Additionally, to assign important weights to certain risk factors thus model the *risk factor sharing* property when integrating information, we design an attention mechanism which can capture the interrelations between risk factors and their corresponding Specific EMRs content. Everytime \(BiLSTM^f\) receives a vector embedding of a risk factor (i.e., \(e_i^f\)), each \(y_\epsilon ^c\in Y^c=\{y_1^c,y_2^c,\ldots ,y_m^c\}\) will conduct the dot product operation with \(e_i^f\). Thus, the attention vector \(\alpha ^\prime\) for \(e_i^f\) is obtained as follows:

$$\begin{aligned} \alpha ^\prime =\left[ \alpha _1^\prime ,..,\alpha _i^\prime ,\ldots ,\alpha _n^\prime \right] ,\alpha _i^\prime =f\left( y_\epsilon ^c,e_i^f\right) ,1\le \epsilon \le m,1\le i\le n, \end{aligned}$$

(6)

where \(\alpha _\epsilon ^\prime\) denote the \(\epsilon\)th weight of a risk factor, and \(f\left( a,b\right)\) denotes the dot product function. But before the weighted sum operation, we need to normalize these weights using the softmax function, i.e., \(\alpha _i\) is obtained as follows:

$$\begin{aligned} \alpha _i=\frac{exp\left( \alpha _n^\prime \right) }{\sum _{i=1}^{n}exp\left( \alpha _i^\prime \right) },where\sum _{1}^{n}\alpha _i=1, \end{aligned}$$

(7)

then the vector embedding of \(r_i^f\) will be modified as:

$$\begin{aligned} \widetilde{e^f}=\sum _{i=1}^{n}\alpha _iy_\epsilon ^c, \end{aligned}$$

(8)

where \(y_\epsilon ^c\) denotes the \(\epsilon\)th item of \(Y^c\). After the attention operation (i.e., \(att_i\) in Fig. 3), \(\widetilde{e^f}\) have fused the weight information of risk factors. Then, \(BiLSTM^f\) will further learn the contextual information of \(\widetilde{e^f}\) through the calculations described in Eq. (5).
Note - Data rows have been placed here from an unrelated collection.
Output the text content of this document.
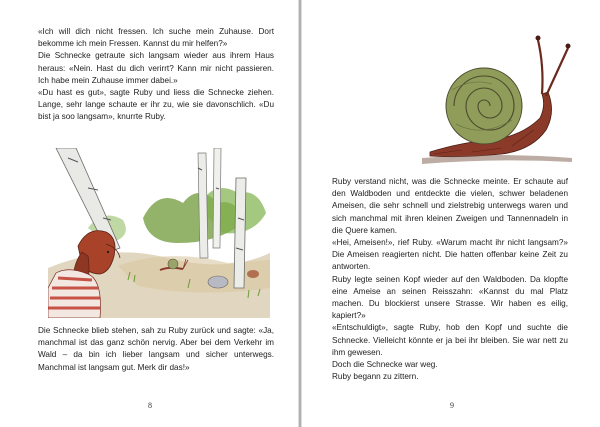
«Ich will dich nicht fressen. Ich suche mein Zuhause. Dort bekomme ich mein Fressen. Kannst du mir helfen?»

Die Schnecke getraute sich langsam wieder aus ihrem Haus heraus: «Nein. Hast du dich verirrt? Kann mir nicht passieren. Ich habe mein Zuhause immer dabei.»

«Du hast es gut», sagte Ruby und liess die Schnecke ziehen. Lange, sehr lange schaute er ihr zu, wie sie davonschlich. «Du bist ja soo langsam», knurrte Ruby.

Die Schnecke blieb stehen, sah zu Ruby zurück und sagte: «Ja, manchmal ist das ganz schön nervig. Aber bei dem Verkehr im Wald – da bin ich lieber langsam und sicher unterwegs. Manchmal ist langsam gut. Merk dir das!»

8

Ruby verstand nicht, was die Schnecke meinte. Er schaute auf den Waldboden und entdeckte die vielen, schwer beladenen Ameisen, die sehr schnell und zielstrebig unterwegs waren und sich manchmal mit ihren kleinen Zweigen und Tannennadeln in die Quere kamen.

«Hei, Ameisen!», rief Ruby. «Warum macht ihr nicht langsam?» Die Ameisen reagierten nicht. Die hatten offenbar keine Zeit zu antworten.

Ruby legte seinen Kopf wieder auf den Waldboden. Da klopfte eine Ameise an seinen Reisszahn: «Kannst du mal Platz machen. Du blockierst unsere Strasse. Wir haben es eilig, kapiert?»

«Entschuldigt», sagte Ruby, hob den Kopf und suchte die Schnecke. Vielleicht könnte er ja bei ihr bleiben. Sie war nett zu ihm gewesen.

Doch die Schnecke war weg.

Ruby begann zu zittern.

9
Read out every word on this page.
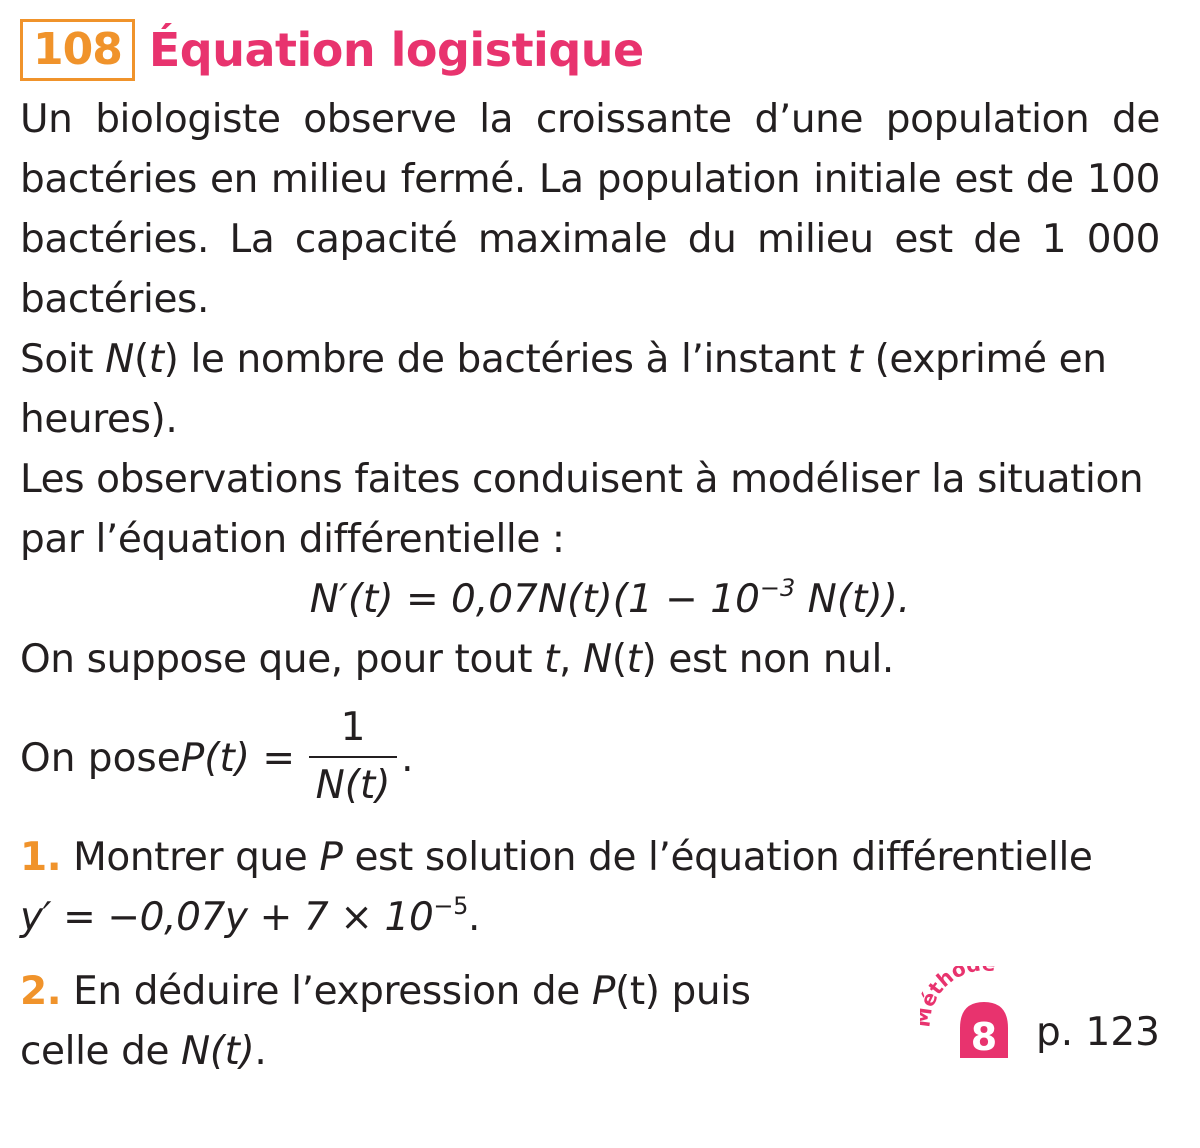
108 Équation logistique
Un biologiste observe la croissante d’une population de bactéries en milieu fermé. La population initiale est de 100 bactéries. La capacité maximale du milieu est de 1 000 bactéries.
Soit N(t) le nombre de bactéries à l’instant t (exprimé en heures).
Les observations faites conduisent à modéliser la situation par l’équation différentielle :
$N'(t) = 0,07N(t)(1 - 10^{-3}$ N(t)).
On suppose que, pour tout t, N(t) est non nul.
On pose P $(t) = \frac{1}{N(t)}$ .
1. Montrer que P est solution de l’équation différentielle
$y' = -0,07y + 7 \times 10^{-5}$.
2. En déduire l’expression de P(t) puis
celle de N(t).
tho
8 p. 123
*Prediction Layer* As a result, we take the final hidden layer states of \(BiLSTM^f\) (i.e., \(y_o\)) as the final output, and redefine it as \(Z\in R^D\). Here, *Z* is exactly the ultimate representation of input EMR text *T*. After that, we feed *Z* into a fully-connected neural network to get an output vector \(O\in R^K\) (*K* is the number of classes, i.e., \(K=\left| U\right|\)):

$$\begin{aligned} O=sigmoid\left( Z\times W\right) , \end{aligned}$$

(9)

where \(W\in R^{D\times K}\) is the weight matrix for dimension transformation, and \(sigmoid\left( \cdot \right)\) is a non-linear activation function. Finally, we apply a softmax layer to map each value in *O* to conditional probability and realize the prediction as follows:

$$\begin{aligned} P=argmax\left( softmax\left( O\right) \right) , \end{aligned}$$

(10)

*Model Training* Since what we are trying to solve is a prediction task, we follow the work in [15] to apply the cross-entropy loss function to train our model, and the goal is to minimize the following *Loss*:

$$\begin{aligned} Loss=-\sum _{T\in C o r p u s}\sum _{i=1}^{K}{p_i\left( T\right) logp_i\left( T\right) }. \end{aligned}$$

(11)

where *T* is the input EMR text, *Corpus* denotes the training corpus and *K* is the number of classes. In the training process, we apply *Adagrad* as optimizer to update the parameters of RFAB, including *W* and all parameters (weights and biases) in each BiLSTM. To avoid the overfitting problem, we apply the dropout mechanism at the end of the embedding layer.